Bicycle accidents in New York City are on the rise, according to some sources. This is despite measures taken to redesign streets and implement safety measures for cyclists and pedestrians. A recent fatal bicycle accident on the Upper West Side shows the challenge of keeping New York’s bicycle riders safe.
A 13-year-old boy was hit at Columbus Avenue and 77th Street last week when he turned from the crosswalk. But this is simply the most recent tragedy in a growing list of injuries and fatalities resulting from bicycle accidents in the city. Some are high profile, like the accident that injured musician Bono last fall. Others happen with barely a whimper, like the crash that recently killed the child as he rode home from school.
Then there are other types of accidents – those caused by bicyclists themselves.
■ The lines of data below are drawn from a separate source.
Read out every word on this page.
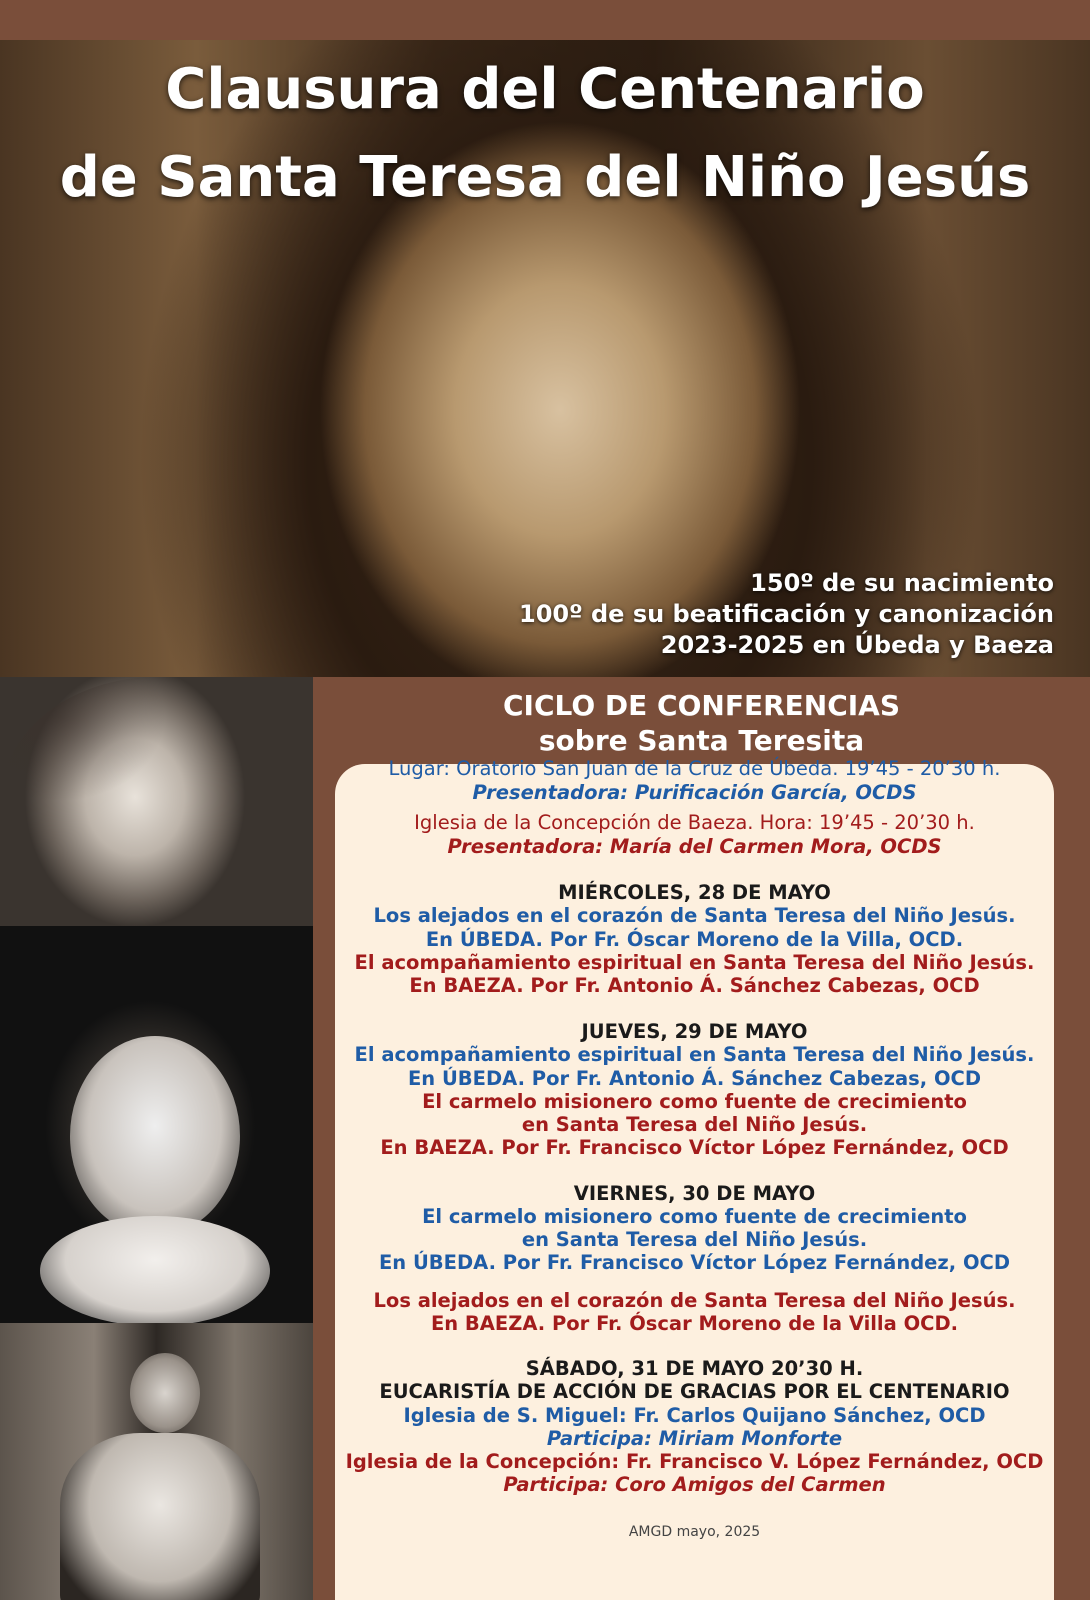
Clausura del Centenario
de Santa Teresa del Niño Jesús
150º de su nacimiento
100º de su beatificación y canonización
2023-2025 en Úbeda y Baeza
CICLO DE CONFERENCIAS
sobre Santa Teresita
Lugar: Oratorio San Juan de la Cruz de Úbeda. 19’45 - 20’30 h.
Presentadora: Purificación García, OCDS
Iglesia de la Concepción de Baeza. Hora: 19’45 - 20’30 h.
Presentadora: María del Carmen Mora, OCDS
MIÉRCOLES, 28 DE MAYO
Los alejados en el corazón de Santa Teresa del Niño Jesús.
En ÚBEDA. Por Fr. Óscar Moreno de la Villa, OCD.
El acompañamiento espiritual en Santa Teresa del Niño Jesús.
En BAEZA. Por Fr. Antonio Á. Sánchez Cabezas, OCD
JUEVES, 29 DE MAYO
El acompañamiento espiritual en Santa Teresa del Niño Jesús.
En ÚBEDA. Por Fr. Antonio Á. Sánchez Cabezas, OCD
El carmelo misionero como fuente de crecimiento
en Santa Teresa del Niño Jesús.
En BAEZA. Por Fr. Francisco Víctor López Fernández, OCD
VIERNES, 30 DE MAYO
El carmelo misionero como fuente de crecimiento
en Santa Teresa del Niño Jesús.
En ÚBEDA. Por Fr. Francisco Víctor López Fernández, OCD
Los alejados en el corazón de Santa Teresa del Niño Jesús.
En BAEZA. Por Fr. Óscar Moreno de la Villa OCD.
SÁBADO, 31 DE MAYO 20’30 H.
EUCARISTÍA DE ACCIÓN DE GRACIAS POR EL CENTENARIO
Iglesia de S. Miguel: Fr. Carlos Quijano Sánchez, OCD
Participa: Miriam Monforte
Iglesia de la Concepción: Fr. Francisco V. López Fernández, OCD
Participa: Coro Amigos del Carmen
AMGD mayo, 2025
A lengthy article last fall in the New Yorker discussed some of the issues raised by accidents between cyclists and pedestrians. There were 309 pedestrian-bicycle accidents in 2013, according to the New York City Department of Transportation (DOT). This represented an increase of almost 29 percent over the previous year.
The city has reportedly stepped up enforcement of traffic rules for cyclists, but the evidence shows that their efforts have ineffective. Why? The author of the New York article suggests that the fault lies with bike riders themselves and their sense of entitlement that may have been encouraged by the city’s efforts to reduce traffic accidents.
The author of the article chides bike riders who appear to believe that because they are not polluting the atmosphere, they have a free pass and can ignore traffic regulations at will. He goes on to note that such behavior violates the unwritten rules that should govern those who live in big cities, the most important of which is the rule of civility. Blasting through a red light and scattering pedestrians like pigeons is not civil, and cyclists who do this should face the same penalties as the drivers of gas-guzzling motor vehicles.
Is this author right? The evidence certainly indicates that things are going in the wrong direction when it comes to bicyclists and pedestrians. Whether the city will invest the same amount of energy into dealing with scoff-law bike riders as it has to protecting pedestrians from motor vehicles remains to be seen.